VX14339 Lance Corporal John Edward William Hawkes, 2/31st Australian Infantry Battalion
John Hawkes, known as Jack, was born on 10 January 1906 in Gillingham, Kent, England, the son of John and Louise Hawkes.
By the time of the Second World War, Hawkes had emigrated to Australia, where he was living with his wife Margaret in Korumburra, a Victorian town situated at the edge of the Strzelecki Ranges in South Gippsland.
Korumburra had rapidly expanded following the discovery of a coal seam in the late 1800s, but 35-year-old Hawkes was unemployed, which may have motivated him to enlist for service.
John Hawkes enlisted in the Second Australian Imperial Force at Melbourne on 15 March 1940. He joined a training battalion, but it wasn’t long before he embarked from Melbourne for overseas service, doing so on 5 May 1940.
While at sea, Hawkes was found absent without leave, and was fined for this infraction of military discipline. He was then admitted to the ship’s hospital with a sprained ankle.
Arriving in England, Hawkes was transferred to the newly formed 2/31st Battalion, one of three battalions formed in the United Kingdom to create the 25th Infantry Brigade. Initially known as the 70th Battalion and based at Tidworth, in October it was retitled the 2/31st and relocated to Colchester. During this time, Hawkes was appointed lance corporal.
After undertaking training, he and his comrades left Britain in early January 1941. They arrived in Egypt in early March, and the 2/31st moved to Palestine.
In mid-April, the 25th Brigade, of which Hawkes’ battalion was part, began to move to Egypt to bolster Allied defences along the Libyan frontier against an expected German attack.
In late May, the battalion returned to Palestine to take part in the 25th Brigade's first offensive operation: the invasion of Syria and Lebanon. Hawkes’ first major engagement came on the 8th of June, when his battalion was ordered to capture the town of mountain town of Jezzine, which controlled one of the routes to the Mediterranean coast.
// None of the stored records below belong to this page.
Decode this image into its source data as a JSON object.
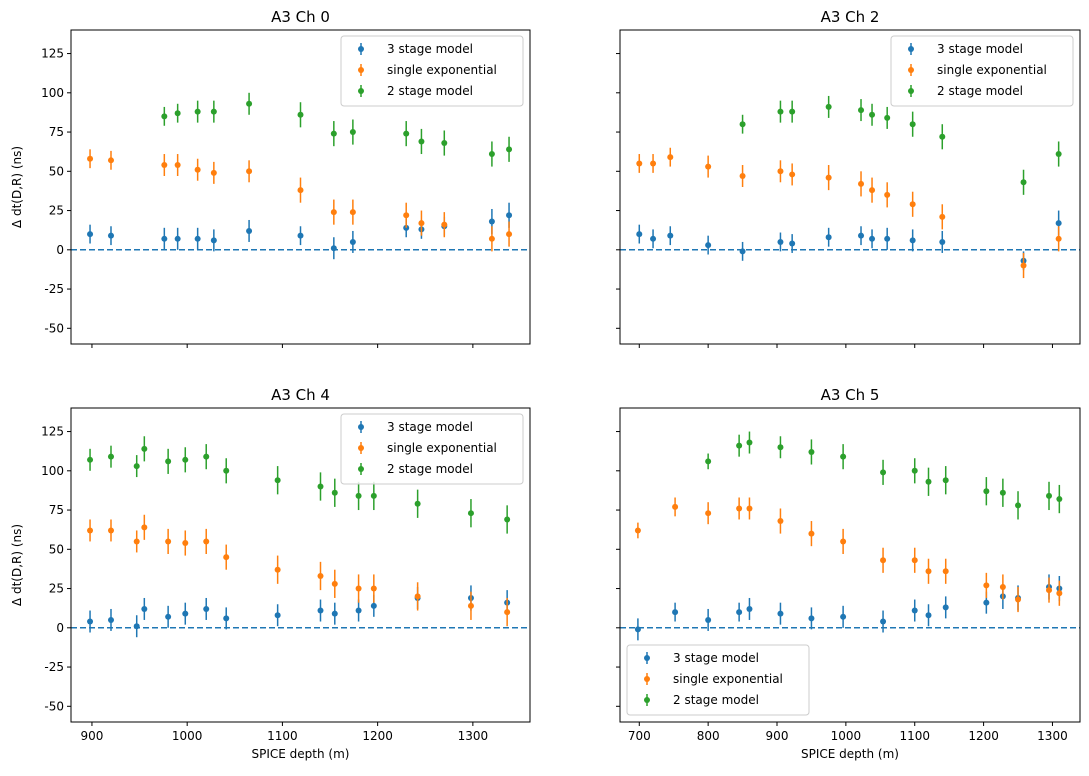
{
  "figure": {
    "shared_y_label": "Δ dt(D,R) (ns)"
  },
  "chart_data": [
    {
      "type": "scatter",
      "title": "A3 Ch 0",
      "xlabel": "",
      "ylabel": "Δ dt(D,R) (ns)",
      "xlim": [
        878,
        1360
      ],
      "ylim": [
        -60,
        140
      ],
      "xticks": [
        900,
        1000,
        1100,
        1200,
        1300
      ],
      "show_xtick_labels": false,
      "yticks": [
        -50,
        -25,
        0,
        25,
        50,
        75,
        100,
        125
      ],
      "show_ytick_labels": true,
      "zero_line": 0,
      "legend": {
        "position": "top-right",
        "entries": [
          "3 stage model",
          "single exponential",
          "2 stage model"
        ]
      },
      "x": [
        898,
        920,
        976,
        990,
        1011,
        1028,
        1065,
        1119,
        1154,
        1174,
        1230,
        1246,
        1270,
        1320,
        1338
      ],
      "series": [
        {
          "name": "3 stage model",
          "color": "#1f77b4",
          "values": [
            10,
            9,
            7,
            7,
            7,
            6,
            12,
            9,
            1,
            5,
            14,
            13,
            15,
            18,
            22
          ],
          "errors": [
            6,
            6,
            7,
            7,
            7,
            7,
            7,
            6,
            7,
            7,
            6,
            6,
            6,
            8,
            8
          ]
        },
        {
          "name": "single exponential",
          "color": "#ff7f0e",
          "values": [
            58,
            57,
            54,
            54,
            51,
            49,
            50,
            38,
            24,
            24,
            22,
            17,
            16,
            7,
            10
          ],
          "errors": [
            6,
            6,
            7,
            7,
            7,
            7,
            7,
            8,
            8,
            8,
            8,
            8,
            8,
            8,
            8
          ]
        },
        {
          "name": "2 stage model",
          "color": "#2ca02c",
          "values": [
            null,
            null,
            85,
            87,
            88,
            88,
            93,
            86,
            74,
            75,
            74,
            69,
            68,
            61,
            64
          ],
          "errors": [
            0,
            0,
            6,
            6,
            7,
            7,
            7,
            8,
            8,
            8,
            8,
            8,
            8,
            8,
            8
          ]
        }
      ]
    },
    {
      "type": "scatter",
      "title": "A3 Ch 2",
      "xlabel": "",
      "ylabel": "",
      "xlim": [
        672,
        1340
      ],
      "ylim": [
        -60,
        140
      ],
      "xticks": [
        700,
        800,
        900,
        1000,
        1100,
        1200,
        1300
      ],
      "show_xtick_labels": false,
      "yticks": [
        -50,
        -25,
        0,
        25,
        50,
        75,
        100,
        125
      ],
      "show_ytick_labels": false,
      "zero_line": 0,
      "legend": {
        "position": "top-right",
        "entries": [
          "3 stage model",
          "single exponential",
          "2 stage model"
        ]
      },
      "x": [
        700,
        720,
        745,
        800,
        850,
        905,
        922,
        975,
        1022,
        1038,
        1060,
        1097,
        1140,
        1258,
        1309
      ],
      "series": [
        {
          "name": "3 stage model",
          "color": "#1f77b4",
          "values": [
            10,
            7,
            9,
            3,
            -1,
            5,
            4,
            8,
            9,
            7,
            7,
            6,
            5,
            -7,
            17
          ],
          "errors": [
            6,
            6,
            6,
            6,
            6,
            6,
            6,
            6,
            6,
            6,
            7,
            7,
            7,
            6,
            8
          ]
        },
        {
          "name": "single exponential",
          "color": "#ff7f0e",
          "values": [
            55,
            55,
            59,
            53,
            47,
            50,
            48,
            46,
            42,
            38,
            35,
            29,
            21,
            -10,
            7
          ],
          "errors": [
            6,
            6,
            6,
            7,
            7,
            7,
            7,
            8,
            8,
            8,
            8,
            8,
            8,
            8,
            8
          ]
        },
        {
          "name": "2 stage model",
          "color": "#2ca02c",
          "values": [
            null,
            null,
            null,
            null,
            80,
            88,
            88,
            91,
            89,
            86,
            84,
            80,
            72,
            43,
            61
          ],
          "errors": [
            0,
            0,
            0,
            0,
            6,
            7,
            7,
            7,
            7,
            7,
            7,
            8,
            8,
            8,
            8
          ]
        }
      ]
    },
    {
      "type": "scatter",
      "title": "A3 Ch 4",
      "xlabel": "SPICE depth (m)",
      "ylabel": "Δ dt(D,R) (ns)",
      "xlim": [
        878,
        1360
      ],
      "ylim": [
        -60,
        140
      ],
      "xticks": [
        900,
        1000,
        1100,
        1200,
        1300
      ],
      "show_xtick_labels": true,
      "yticks": [
        -50,
        -25,
        0,
        25,
        50,
        75,
        100,
        125
      ],
      "show_ytick_labels": true,
      "zero_line": 0,
      "legend": {
        "position": "top-right",
        "entries": [
          "3 stage model",
          "single exponential",
          "2 stage model"
        ]
      },
      "x": [
        898,
        920,
        947,
        955,
        980,
        998,
        1020,
        1041,
        1095,
        1140,
        1155,
        1180,
        1196,
        1242,
        1298,
        1336
      ],
      "series": [
        {
          "name": "3 stage model",
          "color": "#1f77b4",
          "values": [
            4,
            5,
            1,
            12,
            7,
            9,
            12,
            6,
            8,
            11,
            9,
            11,
            14,
            19,
            19,
            16
          ],
          "errors": [
            7,
            7,
            7,
            7,
            7,
            7,
            7,
            7,
            7,
            7,
            7,
            7,
            7,
            7,
            8,
            8
          ]
        },
        {
          "name": "single exponential",
          "color": "#ff7f0e",
          "values": [
            62,
            62,
            55,
            64,
            55,
            54,
            55,
            45,
            37,
            33,
            28,
            25,
            25,
            20,
            14,
            10
          ],
          "errors": [
            7,
            7,
            7,
            8,
            8,
            8,
            8,
            8,
            9,
            9,
            9,
            9,
            9,
            9,
            9,
            9
          ]
        },
        {
          "name": "2 stage model",
          "color": "#2ca02c",
          "values": [
            107,
            109,
            103,
            114,
            106,
            107,
            109,
            100,
            94,
            90,
            86,
            84,
            84,
            79,
            73,
            69
          ],
          "errors": [
            7,
            7,
            7,
            8,
            8,
            8,
            8,
            8,
            9,
            9,
            9,
            9,
            9,
            9,
            9,
            9
          ]
        }
      ]
    },
    {
      "type": "scatter",
      "title": "A3 Ch 5",
      "xlabel": "SPICE depth (m)",
      "ylabel": "",
      "xlim": [
        672,
        1340
      ],
      "ylim": [
        -60,
        140
      ],
      "xticks": [
        700,
        800,
        900,
        1000,
        1100,
        1200,
        1300
      ],
      "show_xtick_labels": true,
      "yticks": [
        -50,
        -25,
        0,
        25,
        50,
        75,
        100,
        125
      ],
      "show_ytick_labels": false,
      "zero_line": 0,
      "legend": {
        "position": "bottom-left",
        "entries": [
          "3 stage model",
          "single exponential",
          "2 stage model"
        ]
      },
      "x": [
        698,
        752,
        800,
        845,
        860,
        905,
        950,
        996,
        1054,
        1100,
        1120,
        1145,
        1204,
        1228,
        1250,
        1295,
        1310
      ],
      "series": [
        {
          "name": "3 stage model",
          "color": "#1f77b4",
          "values": [
            -1,
            10,
            5,
            10,
            12,
            9,
            6,
            7,
            4,
            11,
            8,
            13,
            16,
            20,
            19,
            26,
            25
          ],
          "errors": [
            7,
            6,
            7,
            6,
            7,
            7,
            7,
            7,
            7,
            7,
            7,
            7,
            7,
            8,
            8,
            8,
            8
          ]
        },
        {
          "name": "single exponential",
          "color": "#ff7f0e",
          "values": [
            62,
            77,
            73,
            76,
            76,
            68,
            60,
            55,
            43,
            43,
            36,
            36,
            27,
            26,
            18,
            24,
            22
          ],
          "errors": [
            5,
            6,
            7,
            7,
            7,
            8,
            8,
            8,
            8,
            8,
            8,
            8,
            8,
            8,
            8,
            8,
            8
          ]
        },
        {
          "name": "2 stage model",
          "color": "#2ca02c",
          "values": [
            null,
            null,
            106,
            116,
            118,
            115,
            112,
            109,
            99,
            100,
            93,
            94,
            87,
            86,
            78,
            84,
            82
          ],
          "errors": [
            0,
            0,
            5,
            7,
            7,
            7,
            8,
            8,
            8,
            8,
            9,
            9,
            9,
            9,
            9,
            9,
            9
          ]
        }
      ]
    }
  ]
}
Jezzine fell on 14 June but was heavily counter-attacked by the Vichy French two days later. The terrain around Jezzine was steep and rugged and the fighting exhausting.
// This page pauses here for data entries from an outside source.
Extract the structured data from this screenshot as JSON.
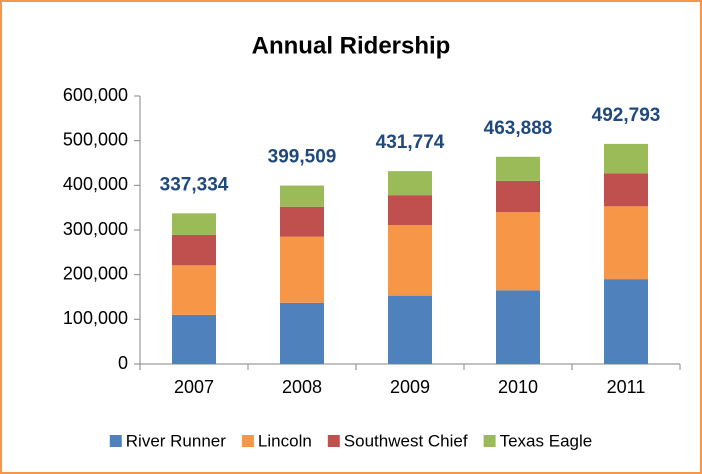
{
  "chart_data": {
    "type": "stacked_bar",
    "title": "Annual Ridership",
    "categories": [
      "2007",
      "2008",
      "2009",
      "2010",
      "2011"
    ],
    "series": [
      {
        "name": "River Runner",
        "color": "#4f81bd",
        "values": [
          110000,
          137000,
          153000,
          165000,
          190000
        ]
      },
      {
        "name": "Lincoln",
        "color": "#f79646",
        "values": [
          111000,
          148000,
          158000,
          175000,
          163000
        ]
      },
      {
        "name": "Southwest Chief",
        "color": "#c0504d",
        "values": [
          68000,
          67000,
          67000,
          70000,
          74000
        ]
      },
      {
        "name": "Texas Eagle",
        "color": "#9bbb59",
        "values": [
          48334,
          47509,
          53774,
          53888,
          65793
        ]
      }
    ],
    "totals": [
      337334,
      399509,
      431774,
      463888,
      492793
    ],
    "total_labels": [
      "337,334",
      "399,509",
      "431,774",
      "463,888",
      "492,793"
    ],
    "ylim": [
      0,
      600000
    ],
    "yticks": [
      0,
      {
        "value": 100000,
        "label": "100,000"
      },
      {
        "value": 200000,
        "label": "200,000"
      },
      {
        "value": 300000,
        "label": "300,000"
      },
      {
        "value": 400000,
        "label": "400,000"
      },
      {
        "value": 500000,
        "label": "500,000"
      },
      {
        "value": 600000,
        "label": "600,000"
      }
    ],
    "grid": false,
    "legend": "bottom"
  }
}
The British, labouring under the false assumption that the Vichy French would put up limited resistance, had allocated few aircraft, no tanks, and limited infantry for the offensive. The Vichy French meanwhile had air superiority, more infantry, and two-thirds of an armoured division on hand. They were also were operating in terrain suited to defensive operations.
The battle was still in progress when the armistice was declared on 12 July. This was too late for Lance Corporal John Hawkes, who had been killed in action by enemy aircraft on 18 June 1941.
Initially buried near where he fell, his remains were later reburied in Beirut War Cemetery, where they remain today under the inscription, “Greater love hath no man than this”.